Researcher’s Code Could Be Key To Crunching Cancer’s Big Data

Aug 23, 2016

A drawing depicting DNA molecule unwinding from a chromosome inside the nucleus of a cell.
Credit National Human Genome Research Institute / genome.gov

At the most basic level cancer can be defined as the DNA of a normal cell going haywire. 

One way that DNA can go haywire is through something called aneuploidy, where one or more of a cell’s 23 chromosomes gets duplicated. It can also commonly happen through structural variations in the sequences within the DNA -- think of the double helix model from middle school science then move around the pieces.

Those changes can occur in any of the 3.2 billion base pairs of DNA found in each person. That means the data sets holding genome sequences for cancer cells can be huge.

Usually those changes are looked at separately, but Carnegie Mellon University Associate Professor of Computational Biology Jian Ma is using servers at CMU to crunch data to see how aneuploidy mutations and structural variations relate to each other.

“The advantage, of course, is if you look at them together, you can identify these event more precisely in an unbiased way,” Ma said. “You will be able to tell the timing of these event so you will be able to know if this structure rearrangement happened before chromosome duplication or after chromosome duplication.”

Ma is doing this by looking at breast and cervical cancer genomes that have already been sequenced as part of the Cancer Genome Atlas. The Atlas is a federally-funded project to catalog the genetic mutations responsible for cancer.
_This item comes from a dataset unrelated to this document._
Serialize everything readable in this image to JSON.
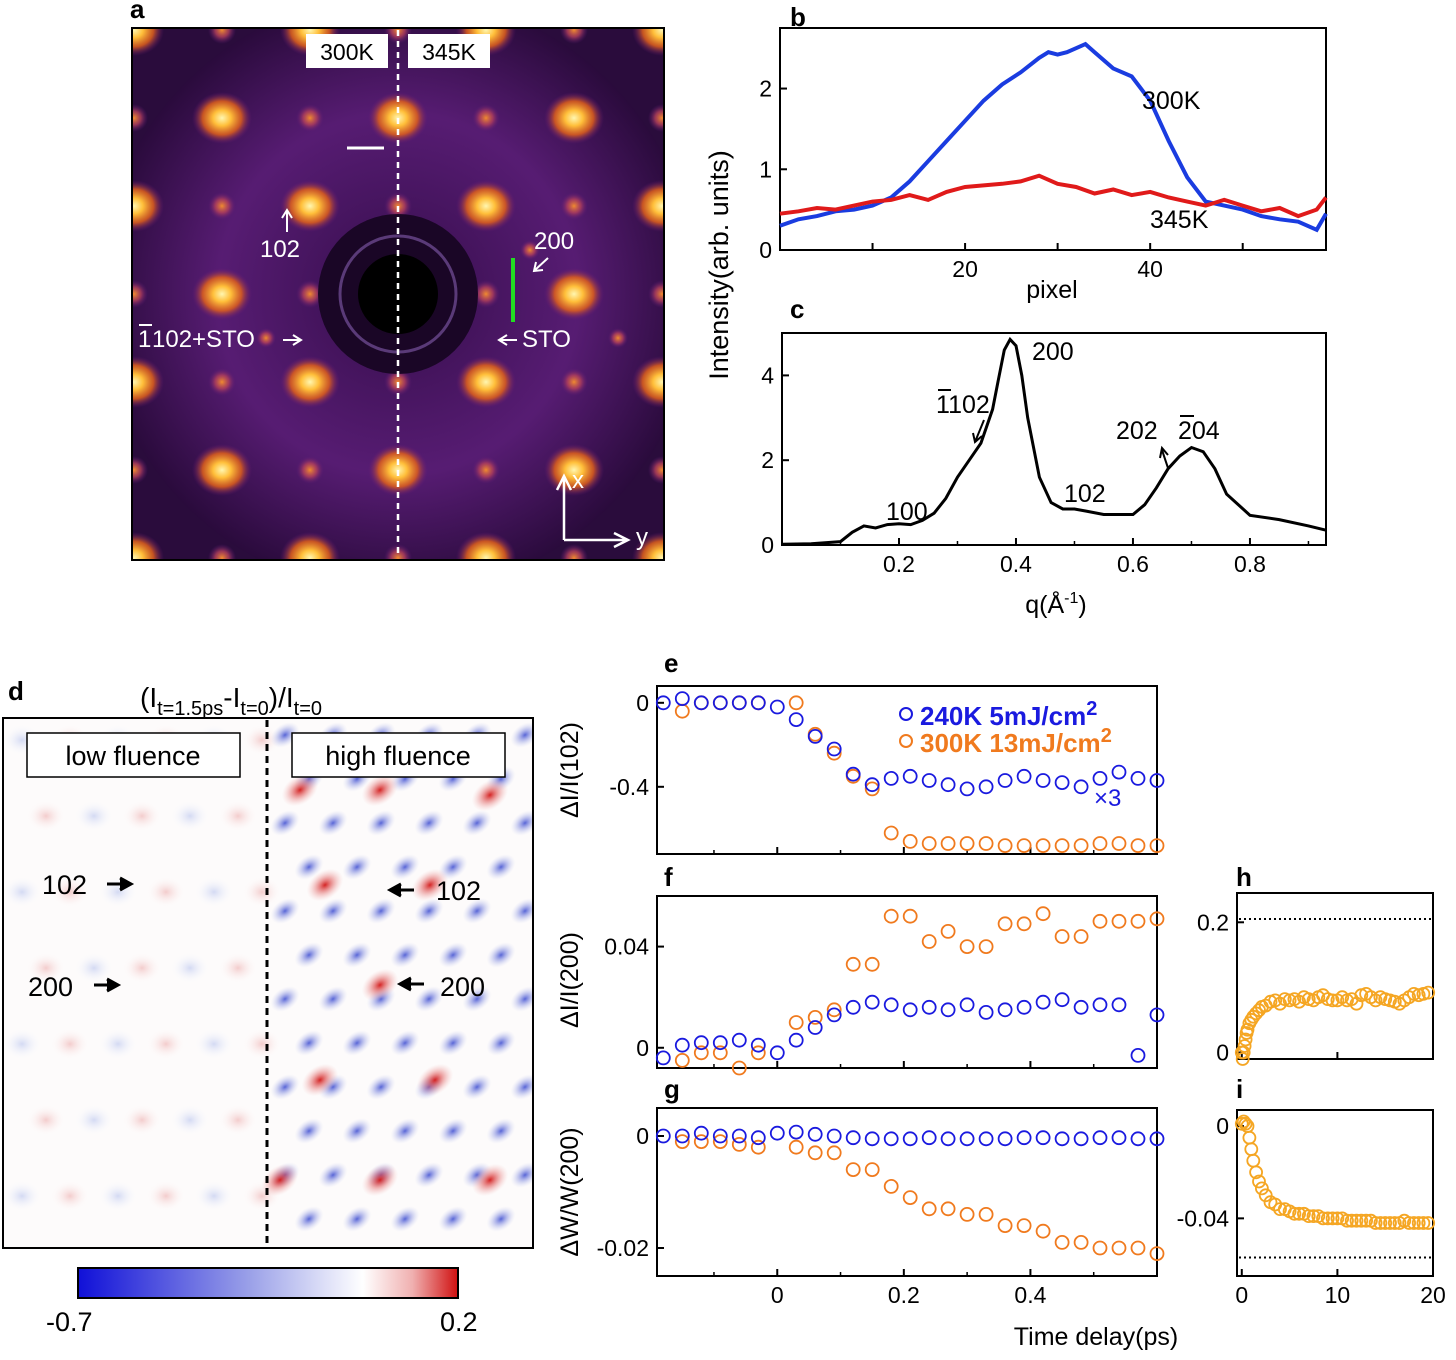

“As a computational biologist, our interest is to develop new algorithms, new analytic tools, that can look at these data from different perspective and then you can potentially identify new things that are relevant to the biology of cancer,” said Ma, who is pushing that huge data set through code that he calls “Weaver.”

Adrian Lee, a professor of pharmacology and chemical biology at the University of Pittsburgh, said medicine keeps producing bigger and bigger data sets.

“And so now we are virtually dependent on computational biology to try to decipher what these changes mean,” Lee said. “Say you find a million changes, but only 20 are important. How do you find those 20? It’s kind of a needle in a haystack.”

Cancer evolves over time. Two biopsies taken of the same cancer, from the same patient, a year apart would look different on the DNA level, Lee said.

“We can measure the DNA and then try to build models to predict how it changed over time and then what it would have done in the future,” Lee said. “In that way we can predict how it’s going to change and then what we should target.”

Ma’s code was published in the journal Cell Systems and he said hopes scientists will use it on other data sets. Weaver has already found some duplicated chromosomal regions that are caused by specific structural variations. 

Ma said he hopes to improve his algorithms to better understand those evolutions and then apply it to more samples from the Cancer Genome Atlas project. From there it could move into the clinical setting.

“Weaver at the moment is just an algorithm, there is no direct clinical impact yet,” Ma said. “But I think I will be interested in exploring potential opportunities like how to apply Weaver in the broader context.”

Researchers said someday this type of big data crunching could help doctors tailor a specific treatment to a patient’s specific cancer mutation.

In this week's Tech Headlines: 

  • Pennsylvania officials are hoping to make access to the state’s massive amounts of data a bit easier.  Gov. Tom Wolf’s administration this week launched OpenDataPA. Wolf said the goal is to be more transparent and accountable while creating economic opportunities for businesses and entrepreneurs. The project opened with 12 datasets, including information about job creation and school performance, with the expectation of more agencies and program areas coming onboard soon. 
  • Some of the most cutting edge research on driverless cars is being done in Pittsburgh but those cars might be in use across the state line sooner than in Pennsylvania. Officials with the Ohio Turnpike said they will likely start testing the cars within 12 months — and possibly before the end of the year. Officials said the Ohio Turnpike is ideal for testing self-driving cars because it's relatively straight and flat with three lanes running in each direction.